İNCELEME VE DEĞERLENDİRME:
Talep, çek istirdatı istemli açılan derdest dava dosyasında, icra dosyasına yatan paranın davalı alacaklıya ödenmemesi yönünde tedbir konulması istemine ilişkin olup, ilk derece mahkemesince bu yönden verilen tedbir kararı itiraz üzerine kaldırılmış ve davacının aynı nitelikteki tedbin tedbir talebinin de reddine karar verilmiş ve bu kararlara karşı davacı tarafça istinaf kanun yoluna başvurulmuştur.
6100 sayılı HMK’nın 389. maddesinin birinci fıkrasında “mevcut durumda meydana gelebilecek bir değişme nedeniyle hakkın elde edilmesinin önemli ölçüde zorlaşacağından ya da tamamen imkansız hale geleceğinden veya gecikme sebebiyle bir sakıncanın yahut ciddi bir zararın doğacağından endişe edilmesi hallerinde, uyuşmazlık konusu hakkında ihtiyati tedbir kararı verilebilir” hükmü düzenlenmiştir.
Yine aynı yasasının 390/3 maddesi ” tedbir talep eden taraf, dilekçesinde dayandığı ihtiyati tedbir sebebini ve türünü açıkça belirtmek ve davasının esası yönünden kendisinin haklılığını yaklaşık olarak ispat etmek zorundadır. ” hükmünü içermektedir.
Dava konusu çekin tedavül kabiliyeti olan kambiyo evrakı olması nedeniyle davacının yetkili hamil olup olmadığı ve çeki elinde burunduran davalı …’ın çeki iktisapta ağır kusurlu yada kötü niyetli olup olmadığı yargılama sonucu ortaya çıkacak bir husus olup, davacının bu aşamada dosyaya sunduğu deliller haklılığını yaklaşık olarak ispat edecek nitelikte olmadığından ilk derece mahkemesince tedbire ilişkin olarak verilen kararlar usul ve yasaya uygun olup, verilen kararlar kamu düzenine de aykırı olmadığından davacı vekilinin istinaf talebinin reddine karar verilmesi gerektiği kanaatine varılarak aşağıdaki hüküm kurulmuştur.

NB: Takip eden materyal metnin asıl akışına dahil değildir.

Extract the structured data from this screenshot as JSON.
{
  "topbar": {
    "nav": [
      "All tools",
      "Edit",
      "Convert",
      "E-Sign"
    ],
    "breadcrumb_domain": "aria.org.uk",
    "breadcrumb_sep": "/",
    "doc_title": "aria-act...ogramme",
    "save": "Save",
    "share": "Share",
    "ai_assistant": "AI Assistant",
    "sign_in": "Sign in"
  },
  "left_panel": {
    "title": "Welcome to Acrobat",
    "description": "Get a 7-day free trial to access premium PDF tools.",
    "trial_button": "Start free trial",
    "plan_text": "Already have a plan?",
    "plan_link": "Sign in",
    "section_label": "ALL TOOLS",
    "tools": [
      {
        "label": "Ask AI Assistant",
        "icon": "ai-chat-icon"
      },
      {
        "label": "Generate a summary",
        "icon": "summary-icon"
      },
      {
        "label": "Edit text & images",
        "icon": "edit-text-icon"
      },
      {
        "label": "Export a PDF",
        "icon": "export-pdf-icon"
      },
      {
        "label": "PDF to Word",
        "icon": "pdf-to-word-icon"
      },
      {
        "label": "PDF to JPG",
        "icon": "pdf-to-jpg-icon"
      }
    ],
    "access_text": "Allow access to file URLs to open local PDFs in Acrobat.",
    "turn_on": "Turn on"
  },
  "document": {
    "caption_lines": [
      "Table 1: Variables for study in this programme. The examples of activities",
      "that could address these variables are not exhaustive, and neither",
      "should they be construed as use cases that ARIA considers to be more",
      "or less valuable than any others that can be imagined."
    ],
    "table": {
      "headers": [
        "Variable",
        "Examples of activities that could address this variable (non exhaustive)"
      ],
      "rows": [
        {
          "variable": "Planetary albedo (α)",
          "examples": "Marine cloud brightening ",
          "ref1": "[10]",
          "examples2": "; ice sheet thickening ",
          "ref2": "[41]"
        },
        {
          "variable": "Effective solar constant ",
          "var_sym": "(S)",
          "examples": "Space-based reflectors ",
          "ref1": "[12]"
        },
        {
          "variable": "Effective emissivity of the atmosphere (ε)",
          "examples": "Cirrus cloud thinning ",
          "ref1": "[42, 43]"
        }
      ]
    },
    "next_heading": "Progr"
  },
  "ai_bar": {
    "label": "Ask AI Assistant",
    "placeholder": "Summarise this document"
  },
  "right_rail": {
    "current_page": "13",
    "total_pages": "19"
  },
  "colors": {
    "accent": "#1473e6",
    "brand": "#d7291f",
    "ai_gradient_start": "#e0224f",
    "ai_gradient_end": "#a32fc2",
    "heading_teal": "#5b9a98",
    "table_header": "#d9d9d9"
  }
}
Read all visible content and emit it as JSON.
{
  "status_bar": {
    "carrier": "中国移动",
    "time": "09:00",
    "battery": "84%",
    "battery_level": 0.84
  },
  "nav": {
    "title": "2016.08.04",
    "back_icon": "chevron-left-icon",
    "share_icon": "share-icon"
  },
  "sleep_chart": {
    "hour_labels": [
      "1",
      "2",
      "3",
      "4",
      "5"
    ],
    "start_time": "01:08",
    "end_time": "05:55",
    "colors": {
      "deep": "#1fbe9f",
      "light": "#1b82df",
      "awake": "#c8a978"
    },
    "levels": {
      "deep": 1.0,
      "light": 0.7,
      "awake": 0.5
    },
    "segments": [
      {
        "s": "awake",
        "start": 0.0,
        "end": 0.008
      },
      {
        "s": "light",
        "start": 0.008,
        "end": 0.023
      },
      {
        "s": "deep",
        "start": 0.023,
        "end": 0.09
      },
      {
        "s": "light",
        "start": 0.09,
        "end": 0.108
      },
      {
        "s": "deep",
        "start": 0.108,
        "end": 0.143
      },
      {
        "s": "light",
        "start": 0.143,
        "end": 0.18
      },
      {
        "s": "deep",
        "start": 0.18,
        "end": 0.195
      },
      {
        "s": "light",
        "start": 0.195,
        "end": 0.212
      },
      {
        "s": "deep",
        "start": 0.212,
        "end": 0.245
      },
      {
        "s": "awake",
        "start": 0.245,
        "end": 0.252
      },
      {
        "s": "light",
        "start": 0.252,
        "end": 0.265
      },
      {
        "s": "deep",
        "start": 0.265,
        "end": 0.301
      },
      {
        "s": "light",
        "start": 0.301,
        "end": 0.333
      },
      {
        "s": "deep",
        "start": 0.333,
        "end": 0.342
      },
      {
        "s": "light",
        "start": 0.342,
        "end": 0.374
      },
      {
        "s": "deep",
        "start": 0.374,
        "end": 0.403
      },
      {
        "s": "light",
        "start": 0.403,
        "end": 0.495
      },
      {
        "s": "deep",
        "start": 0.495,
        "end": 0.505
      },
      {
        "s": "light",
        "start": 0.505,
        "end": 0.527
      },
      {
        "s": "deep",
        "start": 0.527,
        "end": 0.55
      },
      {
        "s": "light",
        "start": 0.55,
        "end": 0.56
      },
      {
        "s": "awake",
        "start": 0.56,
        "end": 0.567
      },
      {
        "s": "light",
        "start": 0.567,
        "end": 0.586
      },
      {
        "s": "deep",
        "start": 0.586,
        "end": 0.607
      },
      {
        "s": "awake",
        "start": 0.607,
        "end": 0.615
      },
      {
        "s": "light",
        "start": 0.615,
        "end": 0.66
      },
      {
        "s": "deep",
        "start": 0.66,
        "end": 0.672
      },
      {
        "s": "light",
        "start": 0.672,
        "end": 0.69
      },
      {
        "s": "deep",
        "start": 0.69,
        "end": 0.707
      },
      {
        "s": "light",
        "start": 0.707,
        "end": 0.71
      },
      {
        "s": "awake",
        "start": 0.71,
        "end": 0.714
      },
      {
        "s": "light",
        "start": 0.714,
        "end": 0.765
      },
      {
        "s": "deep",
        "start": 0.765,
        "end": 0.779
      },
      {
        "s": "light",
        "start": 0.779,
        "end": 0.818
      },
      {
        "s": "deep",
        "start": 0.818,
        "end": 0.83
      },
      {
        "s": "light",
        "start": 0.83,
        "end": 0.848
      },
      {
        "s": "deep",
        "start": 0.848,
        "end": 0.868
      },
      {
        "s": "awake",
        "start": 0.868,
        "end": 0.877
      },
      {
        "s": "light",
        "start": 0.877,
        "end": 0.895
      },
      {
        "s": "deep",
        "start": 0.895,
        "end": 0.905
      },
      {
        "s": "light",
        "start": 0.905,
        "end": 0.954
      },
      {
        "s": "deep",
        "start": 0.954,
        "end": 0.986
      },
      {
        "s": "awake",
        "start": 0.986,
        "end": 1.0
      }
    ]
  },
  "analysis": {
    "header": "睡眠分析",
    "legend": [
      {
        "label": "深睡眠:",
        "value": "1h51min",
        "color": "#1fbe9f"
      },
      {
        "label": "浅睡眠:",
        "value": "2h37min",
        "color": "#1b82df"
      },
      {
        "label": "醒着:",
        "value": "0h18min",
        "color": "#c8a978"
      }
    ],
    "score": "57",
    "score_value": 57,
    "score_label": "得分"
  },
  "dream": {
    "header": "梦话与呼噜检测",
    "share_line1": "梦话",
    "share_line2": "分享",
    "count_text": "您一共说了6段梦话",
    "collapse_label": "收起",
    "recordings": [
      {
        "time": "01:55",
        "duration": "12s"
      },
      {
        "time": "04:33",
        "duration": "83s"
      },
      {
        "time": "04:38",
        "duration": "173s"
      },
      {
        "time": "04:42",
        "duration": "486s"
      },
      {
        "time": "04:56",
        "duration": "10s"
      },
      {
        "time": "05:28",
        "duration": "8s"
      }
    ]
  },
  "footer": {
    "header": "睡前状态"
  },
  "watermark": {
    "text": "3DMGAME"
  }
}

HÜKÜM : Yukarıda açıklanan nedenlerle;
1-Davacı vekilinin istinaf başvurusunun 6100 sayılı HMK’nun 353/1-b/1 maddesi gereğince ESASTAN REDDİNE,
2-Harçlar Kanunu gereğince istinaf eden davacı tarafından yatırılan 85,70 TL istinaf başvuru harcının hazineye gelir kaydına,
3-Karar tarihi itibariyle Harçlar Kanunu gereğince alınması gereken 35,90 TL istinaf karar harcından, istinaf eden davacı tarafından peşin olarak yatırılan 31,40 TL’ nin mahsubu ile bakiye 4,5 TL harcın davacıdan tahsili ile hazineye gelir kaydına,
4-İstinaf yargılama giderlerinin istinaf talep eden davacı üzerinde bırakılmasına,
5-Artan gider avansı varsa talep halinde yatıran tarafa iadesine,
6-Kararın İlk Derece Mahkemesince taraflara tebliğe gönderilmesine,
Dosya üzerinde yapılan inceleme sonucunda 30/05/2018 tarihinde HMK’nun 362/1-f maddesi gereğince kesin olarak oy birliği ile karar verildi.